Load and Prepare the Report Inventory

In [7]:
df = pd.read_excel("Reporting_Inventory.xlsx", sheet_name="Views")
df = df[['Description', 'Category']].dropna()
df = df[df['Category'].str.strip() != '']  # Filter empty strings

df['Category'] = df['Category'].astype('category')
label2id = {cat: i for i, cat in enumerate(df['Category'].cat.categories)}
id2label = {i: cat for cat, i in label2id.items()}
df['label'] = df['Category'].map(label2id)
df.head(10)


Unnamed: 0,Description,Category,label
0,Methodolody and definition of the algorithim o...,Informative,3
1,View focused on understand the performance by ...,Functional,1
2,Global view to understand Feeder Market Perfor...,Executive,0
3,View focused on understanding the booking beha...,Functional,1
4,Detail view of Feeder Markets by Destination i...,Functional,1
5,VIew focused on understanding the feeder marke...,Functional,1
6,Index page with interactive buttons to other v...,Index,2
7,Benchmark by Destination. Outside information ...,Functional,1
8,View that provides performance vs budget at a ...,Functional,1
9,Methodolody and definition of the algorithim o...,Informative,3


Training Configuration

In [9]:
model_checkpoint = "distilbert-base-uncased"
tokenizer = AutoTokenizer.from_pretrained(model_checkpoint)

def tokenize_fn(example):
    return tokenizer(example["Description"], truncation=True, padding="max_length", max_length=128)

dataset = Dataset.from_pandas(df[['Description', 'label']].astype({'label': int}))
dataset = dataset.train_test_split(test_size=0.2)
tokenized_datasets = dataset.map(tokenize_fn, batched=True)


Map:   0%|          | 0/446 [00:00<?, ? examples/s]

Map:   0%|          | 0/112 [00:00<?, ? examples/s]

In [10]:
model = AutoModelForSequenceClassification.from_pretrained(
    model_checkpoint,
    num_labels=len(label2id),
    id2label=id2label,
    label2id=label2id
)


Xet Storage is enabled for this repo, but the 'hf_xet' package is not installed.
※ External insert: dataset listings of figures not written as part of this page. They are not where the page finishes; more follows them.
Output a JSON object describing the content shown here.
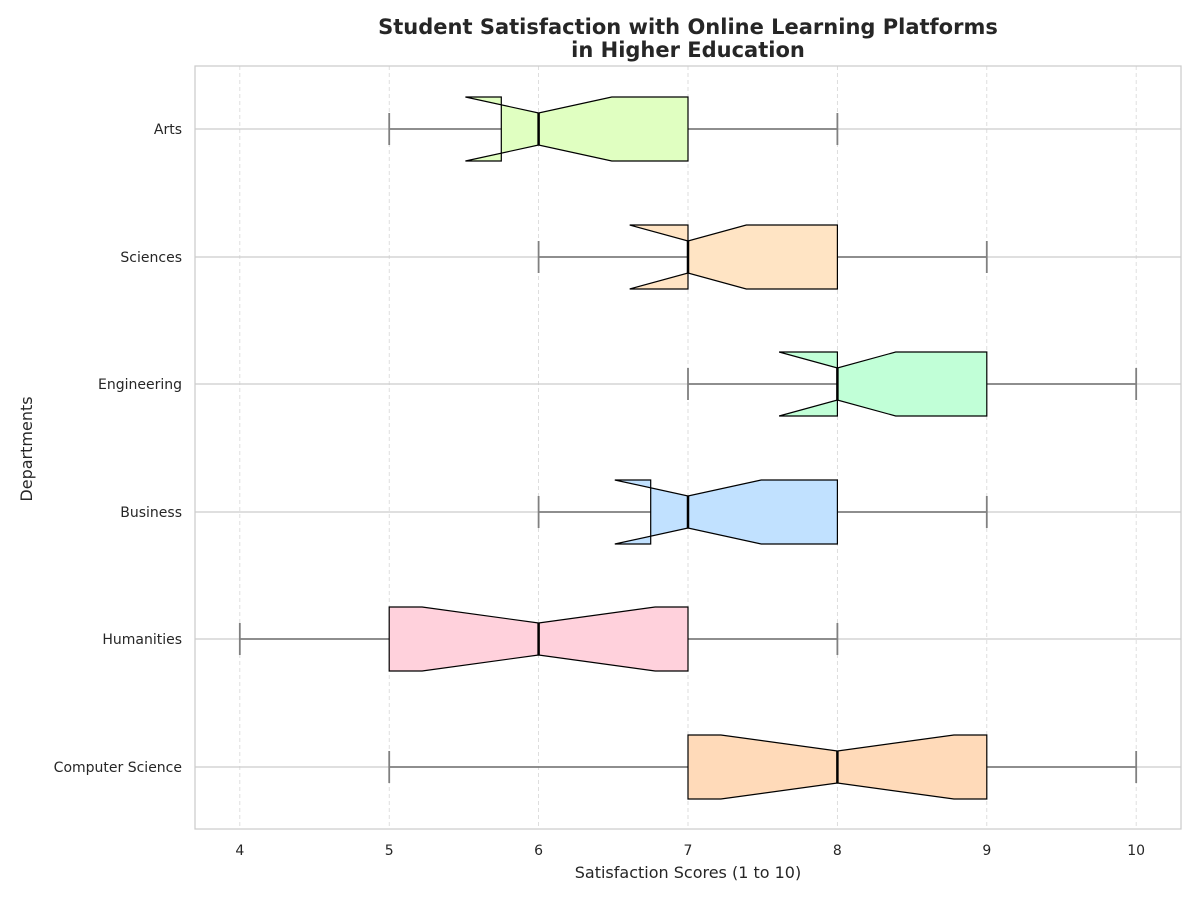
{
  "chart_data": {
    "type": "boxplot",
    "orientation": "horizontal",
    "notched": true,
    "title": "Student Satisfaction with Online Learning Platforms\nin Higher Education",
    "title_lines": [
      "Student Satisfaction with Online Learning Platforms",
      "in Higher Education"
    ],
    "xlabel": "Satisfaction Scores (1 to 10)",
    "ylabel": "Departments",
    "xlim": [
      3.7,
      10.3
    ],
    "xticks": [
      4,
      5,
      6,
      7,
      8,
      9,
      10
    ],
    "grid": true,
    "categories": [
      "Computer Science",
      "Humanities",
      "Business",
      "Engineering",
      "Sciences",
      "Arts"
    ],
    "boxes": [
      {
        "name": "Computer Science",
        "whisker_low": 5,
        "q1": 7,
        "median": 8,
        "q3": 9,
        "whisker_high": 10,
        "notch_low": 7.22,
        "notch_high": 8.78,
        "color": "#FFDAB9"
      },
      {
        "name": "Humanities",
        "whisker_low": 4,
        "q1": 5,
        "median": 6,
        "q3": 7,
        "whisker_high": 8,
        "notch_low": 5.22,
        "notch_high": 6.78,
        "color": "#FFD1DC"
      },
      {
        "name": "Business",
        "whisker_low": 6,
        "q1": 6.75,
        "median": 7,
        "q3": 8,
        "whisker_high": 9,
        "notch_low": 6.51,
        "notch_high": 7.49,
        "color": "#C1E1FF"
      },
      {
        "name": "Engineering",
        "whisker_low": 7,
        "q1": 8,
        "median": 8,
        "q3": 9,
        "whisker_high": 10,
        "notch_low": 7.61,
        "notch_high": 8.39,
        "color": "#C1FFD7"
      },
      {
        "name": "Sciences",
        "whisker_low": 6,
        "q1": 7,
        "median": 7,
        "q3": 8,
        "whisker_high": 9,
        "notch_low": 6.61,
        "notch_high": 7.39,
        "color": "#FFE4C4"
      },
      {
        "name": "Arts",
        "whisker_low": 5,
        "q1": 5.75,
        "median": 6,
        "q3": 7,
        "whisker_high": 8,
        "notch_low": 5.51,
        "notch_high": 6.49,
        "color": "#E0FFC1"
      }
    ],
    "colors": {
      "whisker": "#808080",
      "box_edge": "#000000",
      "median": "#000000",
      "grid": "#CCCCCC",
      "axes_edge": "#CCCCCC",
      "text": "#262626"
    }
  }
}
Falling back to regular HTTP download. For better performance, install the package with: `pip install huggingface_hub[hf_xet]` or `pip install hf_xet`


model.safetensors:   0%|          | 0.00/268M [00:00<?, ?B/s]

Some weights of DistilBertForSequenceClassification were not initialized from the model checkpoint at distilbert-base-uncased and are newly initialized: ['classifier.bias', 'classifier.weight', 'pre_classifier.bias', 'pre_classifier.weight']
You should probably TRAIN this model on a down-stream task to be able to use it for predictions and inference.


- output_dir
Directory where model checkpoints and training artifacts will be saved.

- learning_rate
The initial learning rate for the optimizer — typically a small value like 2e-5 for fine-tuning.

- per_device_train_batch_size
Batch size per device (GPU or CPU) during training.

- per_device_eval_batch_size
Batch size per device for evaluation.

- num_train_epochs
Number of complete passes over the training dataset.


In [17]:
training_args = TrainingArguments(
    output_dir="./results",
    per_device_train_batch_size=8,
    per_device_eval_batch_size=8,
    num_train_epochs=3,
    learning_rate=2e-5,
    report_to="none"
)



Metrics and trainer support

In [18]:
import os
os.environ["WANDB_DISABLED"] = "true"

accuracy = evaluate.load("accuracy")

def compute_metrics(eval_pred):
    logits, labels = eval_pred
    predictions = np.argmax(logits, axis=-1)
    return accuracy.compute(predictions=predictions, references=labels)

trainer = Trainer(
    model=model,
    args=training_args,
    train_dataset=tokenized_datasets["train"],
    eval_dataset=tokenized_datasets["test"],
    tokenizer=tokenizer,
    compute_metrics=compute_metrics,
    callbacks=[]
)


  trainer = Trainer(


Train the model

In [19]:


trainer.train()


Step,Training Loss


TrainOutput(global_step=168, training_loss=0.35441412244524273, metrics={'train_runtime': 20.7939, 'train_samples_per_second': 64.346, 'train_steps_per_second': 8.079, 'total_flos': 44314295910912.0, 'train_loss': 0.35441412244524273, 'epoch': 3.0})

Inference

In [21]:
def predict_category(text):
    inputs = tokenizer(text, return_tensors="pt", truncation=True, padding=True)

    # Move inputs to the same device as the model
    device = model.device
    inputs = {k: v.to(device) for k, v in inputs.items()}

    with torch.no_grad():
        logits = model(**inputs).logits

    predicted_class_id = logits.argmax().item()
    return id2label[predicted_class_id]


predict_category("Report analyzing distribution channel performance across regions")


'Functional'